Intervista con Jasmine Trinca: Giorgia
Jasmine Trinca: Giorgia
… Giorgia è una figura problematica, che parla poco. Non dover dire troppo spinge l’attore a esprimersi attraverso un altro linguaggio, a cercare segni diversi. Forse è ancora più difficile: niente è più pericoloso che fare «la matta», rischiare di essere eccessivi, incredibili, magari addirittura caricaturali. Da parte mia non c'è stata una preparazione particolare, non mi sono messa a dieta di videocassette sui malati di mente! Marco Tullio non voleva nemmeno che fosse evidente la sua "follia", mi chiedeva anzi di farla apparire il più possibile normale. Ho cercato di interpretare in modo non standard questo tipo di disagio.
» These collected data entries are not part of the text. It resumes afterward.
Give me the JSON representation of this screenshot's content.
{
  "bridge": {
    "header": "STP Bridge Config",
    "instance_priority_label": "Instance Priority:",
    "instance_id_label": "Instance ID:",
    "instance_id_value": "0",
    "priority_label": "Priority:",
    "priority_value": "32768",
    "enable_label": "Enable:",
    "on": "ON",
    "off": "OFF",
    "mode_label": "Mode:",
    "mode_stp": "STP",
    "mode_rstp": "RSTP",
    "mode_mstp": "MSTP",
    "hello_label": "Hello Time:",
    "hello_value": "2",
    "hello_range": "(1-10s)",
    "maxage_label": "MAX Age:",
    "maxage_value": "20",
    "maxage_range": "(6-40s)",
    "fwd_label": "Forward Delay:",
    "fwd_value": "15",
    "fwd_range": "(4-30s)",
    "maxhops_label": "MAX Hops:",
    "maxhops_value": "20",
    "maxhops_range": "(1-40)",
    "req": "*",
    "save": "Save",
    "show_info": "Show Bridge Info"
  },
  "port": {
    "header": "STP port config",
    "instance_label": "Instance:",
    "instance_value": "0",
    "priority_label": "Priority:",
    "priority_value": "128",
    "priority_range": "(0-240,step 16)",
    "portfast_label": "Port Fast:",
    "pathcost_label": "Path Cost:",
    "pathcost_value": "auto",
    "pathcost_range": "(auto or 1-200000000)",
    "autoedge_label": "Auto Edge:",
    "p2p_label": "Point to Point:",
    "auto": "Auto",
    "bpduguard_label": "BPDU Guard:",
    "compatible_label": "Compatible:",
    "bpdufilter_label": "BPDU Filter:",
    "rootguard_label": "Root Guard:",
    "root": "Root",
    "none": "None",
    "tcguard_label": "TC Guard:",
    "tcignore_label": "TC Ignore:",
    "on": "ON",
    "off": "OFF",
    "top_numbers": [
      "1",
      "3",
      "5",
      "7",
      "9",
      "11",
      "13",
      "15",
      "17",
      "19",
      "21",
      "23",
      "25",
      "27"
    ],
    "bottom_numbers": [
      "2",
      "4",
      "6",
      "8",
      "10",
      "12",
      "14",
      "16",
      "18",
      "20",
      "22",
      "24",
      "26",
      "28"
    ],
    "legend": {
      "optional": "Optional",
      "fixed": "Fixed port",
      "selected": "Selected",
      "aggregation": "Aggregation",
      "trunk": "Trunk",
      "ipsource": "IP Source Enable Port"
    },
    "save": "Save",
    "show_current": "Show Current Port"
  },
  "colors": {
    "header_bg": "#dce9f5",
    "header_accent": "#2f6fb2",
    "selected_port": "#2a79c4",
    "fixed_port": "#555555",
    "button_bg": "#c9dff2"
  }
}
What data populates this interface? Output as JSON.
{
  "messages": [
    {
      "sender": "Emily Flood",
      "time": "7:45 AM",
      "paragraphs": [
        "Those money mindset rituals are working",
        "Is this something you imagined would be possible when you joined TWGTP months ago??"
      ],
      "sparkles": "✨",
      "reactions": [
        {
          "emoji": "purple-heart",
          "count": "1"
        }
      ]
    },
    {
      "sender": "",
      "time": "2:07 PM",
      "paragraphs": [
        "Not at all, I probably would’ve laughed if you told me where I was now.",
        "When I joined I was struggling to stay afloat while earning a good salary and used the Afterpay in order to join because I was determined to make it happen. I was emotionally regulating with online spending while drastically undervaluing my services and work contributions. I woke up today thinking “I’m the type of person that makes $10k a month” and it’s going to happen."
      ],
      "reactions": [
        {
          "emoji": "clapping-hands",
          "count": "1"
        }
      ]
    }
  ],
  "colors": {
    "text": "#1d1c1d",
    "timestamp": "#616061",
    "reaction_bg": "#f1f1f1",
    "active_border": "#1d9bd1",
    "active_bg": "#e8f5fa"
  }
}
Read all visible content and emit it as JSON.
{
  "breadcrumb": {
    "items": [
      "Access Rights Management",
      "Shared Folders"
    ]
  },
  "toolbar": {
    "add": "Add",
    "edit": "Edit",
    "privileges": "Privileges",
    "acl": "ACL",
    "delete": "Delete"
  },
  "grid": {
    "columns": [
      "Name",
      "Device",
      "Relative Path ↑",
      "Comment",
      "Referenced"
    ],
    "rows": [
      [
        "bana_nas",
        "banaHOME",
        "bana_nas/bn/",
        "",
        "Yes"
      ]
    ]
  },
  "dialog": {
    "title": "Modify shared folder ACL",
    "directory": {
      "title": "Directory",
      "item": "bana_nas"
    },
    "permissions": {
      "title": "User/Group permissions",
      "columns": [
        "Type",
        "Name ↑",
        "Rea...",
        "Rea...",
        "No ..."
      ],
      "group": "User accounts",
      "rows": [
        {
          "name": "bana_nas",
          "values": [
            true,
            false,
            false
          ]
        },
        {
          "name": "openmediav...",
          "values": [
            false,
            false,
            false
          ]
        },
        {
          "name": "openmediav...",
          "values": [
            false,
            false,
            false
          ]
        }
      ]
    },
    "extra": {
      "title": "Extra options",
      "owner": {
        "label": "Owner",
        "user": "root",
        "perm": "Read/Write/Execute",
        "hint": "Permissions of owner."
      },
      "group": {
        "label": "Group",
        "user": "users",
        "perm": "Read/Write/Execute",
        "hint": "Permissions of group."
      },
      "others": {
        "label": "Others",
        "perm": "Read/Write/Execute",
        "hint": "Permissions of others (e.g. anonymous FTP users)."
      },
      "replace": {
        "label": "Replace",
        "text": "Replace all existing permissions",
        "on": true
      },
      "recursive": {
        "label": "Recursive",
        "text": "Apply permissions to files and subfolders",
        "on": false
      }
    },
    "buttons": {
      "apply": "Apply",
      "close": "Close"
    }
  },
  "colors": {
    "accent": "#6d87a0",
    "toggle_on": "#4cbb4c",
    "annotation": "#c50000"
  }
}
Io in realtà non sono un'attrice di professione, non ho nessuna formazione nè credo di avere ancora acquisito una "tecnica". Non sarebbe esatto dire che io reciti in modo istintivo, dato che comunque c'è sempre dietro un qualche ragionamento, però tutto avviene in modo quasi "selvatico", animale. Una materia informe che deve trovare il suo equilibrio. Marco Tullio mi ha chiesto di aiutarlo nei provini: davo le battute ai ragazzi che vedeva per la parte di Matteo. Credo che quei provini siano stati utili per entrambi, ci hanno permesso di tentare varie possibilità e soprattutto di escludere quello che non era convincente. Forse più che a Matteo i provini li stava facendo a me? Cercavo il modo in cui Giorgia doveva muoversi, una certa ossessività nel ripetere alcune frasi, uno stato di assenza, di estraneità... da quello che usciva di mio -che non mi va neanche di dire dove sono andata a pescare - Marco Tullio prendeva ciò che serviva, fissavamo dei punti. Non ne abbiamo mai parlato ma credo che Giorgia gli ricordasse qualcuno...
All'inizio è stato difficile avvicinarsi al personaggio. Poi è cresciuta la mia confidenza, non ne ho più avuto timore. Ma non c'è stata affatto un'identificazione, è rimasta sempre una finzione - io distinguo bene le due sfere, Giorgia non mi assomiglia per niente. Non è stato semplice nemmeno passare da un giorno all’altro –o addirittura nello stesso giorno - a epoche così diverse. Con lo scorrere della vicenda del film cercavo di tenere presenti i cambiamenti dell'epoca e della psichiatria. Ma non si è voluto troppo sottolineare l'andamento parallelo di Giorgia rispetto alla psichiatria. È un personaggio estraneo al procedere del tempo, una scelta coraggiosa da parte del regista. Come se per Giorgia il tempo scorresse a un’altra velocità, più lento, dilatato, ipnotico, cosa che in qualche modo le conserva la giovinezza. D’altra parte Giorgia è rimasta chiusa per molto tempo in ospedale, le sue percezioni della realtà sono completamente alterate.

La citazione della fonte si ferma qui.